En el segundo capítulo, después de una elipsis elegante y sutil, que nos ahora tiempo y espacio; ellas viven juntas. Emma ya no tiene el pelo azul, ahora es una pintora conocida y Adèle es una maestra que cocina maravillosamente. Las clases pudieron acercarse pero no mezclarse, Emma es una intelectual que trabaja y defiende su trabajo (como se ve en la escena que habla por teléfono) y Adèle sirve las comidas que ha heredado de su padre, como en la escena de la fiesta donde no sólo cocina sino que demás sirve la comida para todos los invitados. En este segundo capítulo la película adquiere otro ritmo, más urbano, más de interiores, los espacios son cerrados, generalmente la casa de ellas o la galería de arte. Las noches son más oscuras, más veloces, más densas. La película adquiere otro clima, más cercana a la tragedia que empieza a perfilarse con claridad.
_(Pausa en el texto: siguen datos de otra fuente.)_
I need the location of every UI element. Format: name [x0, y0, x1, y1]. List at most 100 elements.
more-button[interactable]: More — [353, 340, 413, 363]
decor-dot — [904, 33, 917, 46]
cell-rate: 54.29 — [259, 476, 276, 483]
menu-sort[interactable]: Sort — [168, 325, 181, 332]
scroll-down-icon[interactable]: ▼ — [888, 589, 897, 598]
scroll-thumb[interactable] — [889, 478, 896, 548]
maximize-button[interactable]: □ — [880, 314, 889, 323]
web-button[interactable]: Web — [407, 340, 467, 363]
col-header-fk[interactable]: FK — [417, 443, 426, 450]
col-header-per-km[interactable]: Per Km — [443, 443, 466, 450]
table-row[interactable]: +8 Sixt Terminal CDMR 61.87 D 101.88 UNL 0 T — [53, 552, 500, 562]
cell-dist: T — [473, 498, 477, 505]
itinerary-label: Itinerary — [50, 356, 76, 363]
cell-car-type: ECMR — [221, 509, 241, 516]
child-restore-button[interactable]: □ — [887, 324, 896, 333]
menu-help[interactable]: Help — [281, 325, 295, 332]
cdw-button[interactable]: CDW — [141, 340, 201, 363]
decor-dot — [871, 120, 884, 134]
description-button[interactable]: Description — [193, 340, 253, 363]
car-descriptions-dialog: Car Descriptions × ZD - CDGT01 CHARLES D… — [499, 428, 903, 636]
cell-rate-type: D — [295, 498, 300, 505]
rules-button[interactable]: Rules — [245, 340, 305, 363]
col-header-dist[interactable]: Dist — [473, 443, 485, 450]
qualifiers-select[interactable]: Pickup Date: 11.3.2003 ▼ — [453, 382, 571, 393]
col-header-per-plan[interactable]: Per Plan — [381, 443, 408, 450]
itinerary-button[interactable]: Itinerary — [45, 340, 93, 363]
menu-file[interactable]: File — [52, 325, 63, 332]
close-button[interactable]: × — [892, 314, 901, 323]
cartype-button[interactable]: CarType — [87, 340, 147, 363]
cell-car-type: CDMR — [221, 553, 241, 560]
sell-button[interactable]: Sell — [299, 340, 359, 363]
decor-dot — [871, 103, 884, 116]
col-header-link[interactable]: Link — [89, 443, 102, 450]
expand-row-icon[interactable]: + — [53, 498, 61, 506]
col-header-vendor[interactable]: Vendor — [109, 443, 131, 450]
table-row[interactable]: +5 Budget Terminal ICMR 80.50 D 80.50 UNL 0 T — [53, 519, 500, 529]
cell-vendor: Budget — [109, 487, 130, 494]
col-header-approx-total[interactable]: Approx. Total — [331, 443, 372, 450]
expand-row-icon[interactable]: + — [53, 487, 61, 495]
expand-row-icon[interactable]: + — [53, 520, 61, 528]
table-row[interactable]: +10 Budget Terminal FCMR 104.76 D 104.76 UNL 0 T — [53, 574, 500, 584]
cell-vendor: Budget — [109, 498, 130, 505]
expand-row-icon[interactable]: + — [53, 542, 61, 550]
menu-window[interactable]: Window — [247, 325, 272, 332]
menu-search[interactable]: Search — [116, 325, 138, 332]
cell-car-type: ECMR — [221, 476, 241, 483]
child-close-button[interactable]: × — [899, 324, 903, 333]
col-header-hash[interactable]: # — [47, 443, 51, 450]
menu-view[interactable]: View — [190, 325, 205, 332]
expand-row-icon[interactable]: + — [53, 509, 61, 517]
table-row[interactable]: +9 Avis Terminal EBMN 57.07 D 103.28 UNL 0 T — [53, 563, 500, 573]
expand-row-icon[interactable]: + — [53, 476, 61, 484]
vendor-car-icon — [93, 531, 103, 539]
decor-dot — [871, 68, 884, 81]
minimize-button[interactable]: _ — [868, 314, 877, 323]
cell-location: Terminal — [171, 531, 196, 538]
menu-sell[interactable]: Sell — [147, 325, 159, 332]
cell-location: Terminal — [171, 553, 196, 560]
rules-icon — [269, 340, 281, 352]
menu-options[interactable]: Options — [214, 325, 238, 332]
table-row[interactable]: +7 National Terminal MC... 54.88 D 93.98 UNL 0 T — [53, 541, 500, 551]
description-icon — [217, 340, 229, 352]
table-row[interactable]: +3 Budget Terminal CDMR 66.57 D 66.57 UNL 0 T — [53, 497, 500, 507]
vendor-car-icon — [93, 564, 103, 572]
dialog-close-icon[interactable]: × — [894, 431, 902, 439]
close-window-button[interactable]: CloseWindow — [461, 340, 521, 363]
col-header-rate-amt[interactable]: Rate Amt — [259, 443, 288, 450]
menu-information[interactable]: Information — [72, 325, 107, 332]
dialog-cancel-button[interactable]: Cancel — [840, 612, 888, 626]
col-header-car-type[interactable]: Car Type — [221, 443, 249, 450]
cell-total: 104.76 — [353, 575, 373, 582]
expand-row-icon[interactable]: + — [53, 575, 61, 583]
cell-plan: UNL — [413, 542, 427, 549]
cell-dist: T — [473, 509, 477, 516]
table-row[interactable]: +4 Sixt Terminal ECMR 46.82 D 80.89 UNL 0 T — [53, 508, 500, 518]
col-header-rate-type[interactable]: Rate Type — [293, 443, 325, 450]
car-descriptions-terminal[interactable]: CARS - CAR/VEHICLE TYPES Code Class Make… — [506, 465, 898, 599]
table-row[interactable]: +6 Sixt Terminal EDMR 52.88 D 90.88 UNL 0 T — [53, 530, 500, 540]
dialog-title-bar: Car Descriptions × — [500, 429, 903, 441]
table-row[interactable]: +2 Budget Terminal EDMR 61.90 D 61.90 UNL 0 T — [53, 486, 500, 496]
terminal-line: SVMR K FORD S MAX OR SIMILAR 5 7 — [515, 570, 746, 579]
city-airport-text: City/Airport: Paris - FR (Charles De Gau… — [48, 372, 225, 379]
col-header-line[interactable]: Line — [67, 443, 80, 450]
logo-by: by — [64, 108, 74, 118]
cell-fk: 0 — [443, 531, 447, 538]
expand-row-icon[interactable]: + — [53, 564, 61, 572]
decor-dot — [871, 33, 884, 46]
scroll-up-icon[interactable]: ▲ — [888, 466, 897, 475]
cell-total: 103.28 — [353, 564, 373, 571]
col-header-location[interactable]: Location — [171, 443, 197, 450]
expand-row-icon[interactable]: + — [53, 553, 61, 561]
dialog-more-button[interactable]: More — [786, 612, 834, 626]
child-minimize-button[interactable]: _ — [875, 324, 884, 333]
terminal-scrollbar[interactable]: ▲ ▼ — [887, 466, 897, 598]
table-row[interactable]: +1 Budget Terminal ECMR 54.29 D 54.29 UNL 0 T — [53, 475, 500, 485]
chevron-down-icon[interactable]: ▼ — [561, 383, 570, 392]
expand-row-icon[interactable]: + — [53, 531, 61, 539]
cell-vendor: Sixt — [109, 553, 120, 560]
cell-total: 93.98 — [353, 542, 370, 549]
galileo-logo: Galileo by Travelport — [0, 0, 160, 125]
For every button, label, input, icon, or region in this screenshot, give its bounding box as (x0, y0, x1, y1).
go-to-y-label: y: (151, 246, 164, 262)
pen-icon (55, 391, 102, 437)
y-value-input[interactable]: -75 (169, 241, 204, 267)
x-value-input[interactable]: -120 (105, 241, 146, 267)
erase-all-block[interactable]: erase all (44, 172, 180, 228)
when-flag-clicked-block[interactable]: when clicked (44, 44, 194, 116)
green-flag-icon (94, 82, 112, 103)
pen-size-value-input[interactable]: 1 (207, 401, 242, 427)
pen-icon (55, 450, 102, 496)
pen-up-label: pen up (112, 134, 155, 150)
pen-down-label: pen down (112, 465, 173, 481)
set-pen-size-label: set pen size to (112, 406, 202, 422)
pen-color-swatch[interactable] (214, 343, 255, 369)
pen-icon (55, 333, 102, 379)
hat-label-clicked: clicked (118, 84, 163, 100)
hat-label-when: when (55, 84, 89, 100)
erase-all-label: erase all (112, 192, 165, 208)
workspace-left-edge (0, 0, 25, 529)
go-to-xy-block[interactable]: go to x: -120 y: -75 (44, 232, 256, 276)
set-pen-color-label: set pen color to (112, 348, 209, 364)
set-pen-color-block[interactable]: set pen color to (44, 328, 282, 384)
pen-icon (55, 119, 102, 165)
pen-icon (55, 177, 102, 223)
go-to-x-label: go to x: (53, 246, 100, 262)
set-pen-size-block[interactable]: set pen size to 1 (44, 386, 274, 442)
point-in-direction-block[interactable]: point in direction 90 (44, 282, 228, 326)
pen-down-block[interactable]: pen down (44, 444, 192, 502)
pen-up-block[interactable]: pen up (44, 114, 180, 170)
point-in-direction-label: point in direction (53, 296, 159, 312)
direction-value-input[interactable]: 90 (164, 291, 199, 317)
Hay algo que une o estrecha estos dos capítulos: las explícitas escenas de sexo. Como una sutura invisible y carnal, el cuerpo de ambas, el revoltijo de sus brazos, sus piernas, sus cabezas, sus miradas; resume la emotividad, la sensorialidad, la voracidad de un amor naciente y complejo.

Kechiché es un buen director de mujeres. En Cous cous (2007) una mujer, enfundada en su pollera colorada, resume el relato, su deseo, su cuerpo, sus movimientos le dan forma y sentido a la película. En la muy buena Juegos de amor esquivo (2003) sucede algo similar: las mujeres que llevan a cabo la acción, los hombres son satélites y giran a su alrededor. En La vida de Adèle pasa lo mismo: las chicas, en sus escenas de sexo, logran confundirse, dándonos planos en los que los cuerpos se enroscan tanto que no podemos descifrar los límites. Pero hay algo todavía más interesante. Para Kechiché ser mujer es una construcción social, no sólo una definición normativa. Son ellas, incluso con sus madres y las compañeras de colegio, las que llevan la fuerza del relato, las que lo hacen brillar. Agarrarse a las trompadas, gritarse, llorar, con moco y todo. Son ellas, las voraces, las que quieren comerse una a la otra, chuparse, lamerse, delimitarse, cruzar fronteras. Ahora, si hay algo infranqueable ese límite es la clase social, la pertenencia, la ideología. Adèle en la última escena enfundada en su vestido azul –que pareciera ser éste el ultimo resabio del amor de Emma- no se siente cómoda en esa galería de arte y elije su propio camino, que no es sólo el de su identidad sexual, sino que es la ambivalencia propia y constitutiva de toda subjetividad.